Chapel is an integral part of the School’s life. It relates to all four pillars of the educational project at King’s-Edgehill and in a sense holds them together: academics, athletics, aesthetics (Arts) and leadership. All four are front and center in each Chapel service. We sit to listen and think about what is being read and said just like in class, hence academics. We stand to sing and praise – ‘Yay God,’ and all that jazz, as it were! We kneel to pray. Thus standing, sitting, kneeling (or squatting) are our morning calisthenics, thus athletics! The Arts pillar is there in terms of the music and the spatial qualities of the Chapel in its architecture and stained glass windows which, of course, tell a story. Our Head Boy, Will Ahern, is also our organist on Mondays and Tuesdays while Mr. Steven Roe plays on Thursdays and Fridays. We may not have a mass choir but at present we have a masked choir – all the students in Chapel! Singing involves paying attention to written words and music and so contributes to the acquisition of two skills and certainly this is important for students who are learning English as a second language. Leadership is present by way of the Chapel Prefects under the direction of the Head Chapel Prefect, Stanislav Matkovskyi. Students exercise leadership in reading the Scripture lessons, in leading the Prayers, and in serving. All of these pillars go together and reinforce each other.
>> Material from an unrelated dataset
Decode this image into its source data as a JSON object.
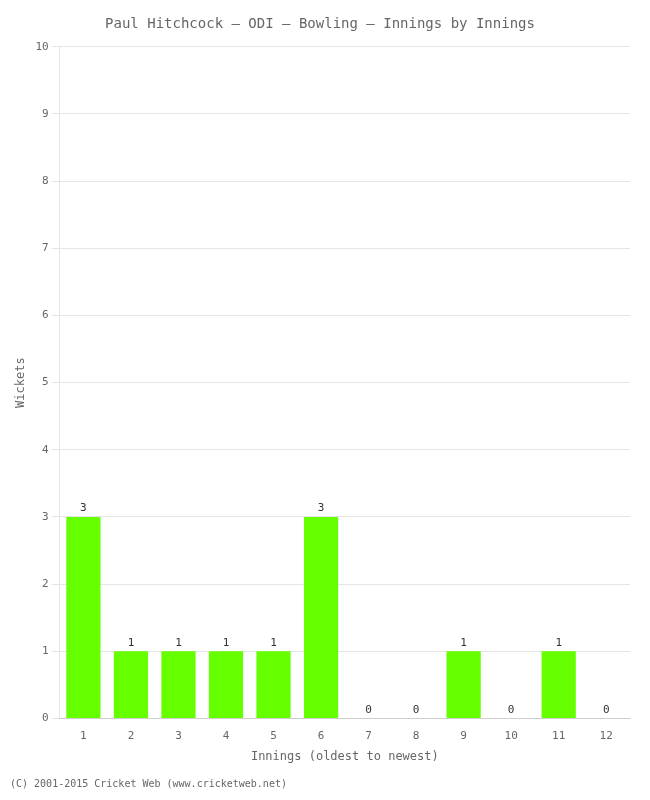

The Chapel service is intentionally and explicitly Christian and reflects the School’s history and Anglican origins. But faith or religion like education cannot be forced. Students and faculty come from a great variety of religions and non religions, cultures and linguistic communities. The point of Chapel is educational. It is about exploring the great questions that belong to human culture and which never really go away. Through the readings from the Jewish Scriptures and the Christian Scriptures we engage the philosophical questions that relate to other religions and philosophies as well such as Sanatana Dharma (Hinduism), Buddhism, Confucianism and Daoism, Judaism, Christianity, and Islam, as well as the different forms of atheism. The point is to do this through the idea of the dignity of difference; in other words, respecting the different outlooks and thinking that belong to our humanity in all of its remarkable variety.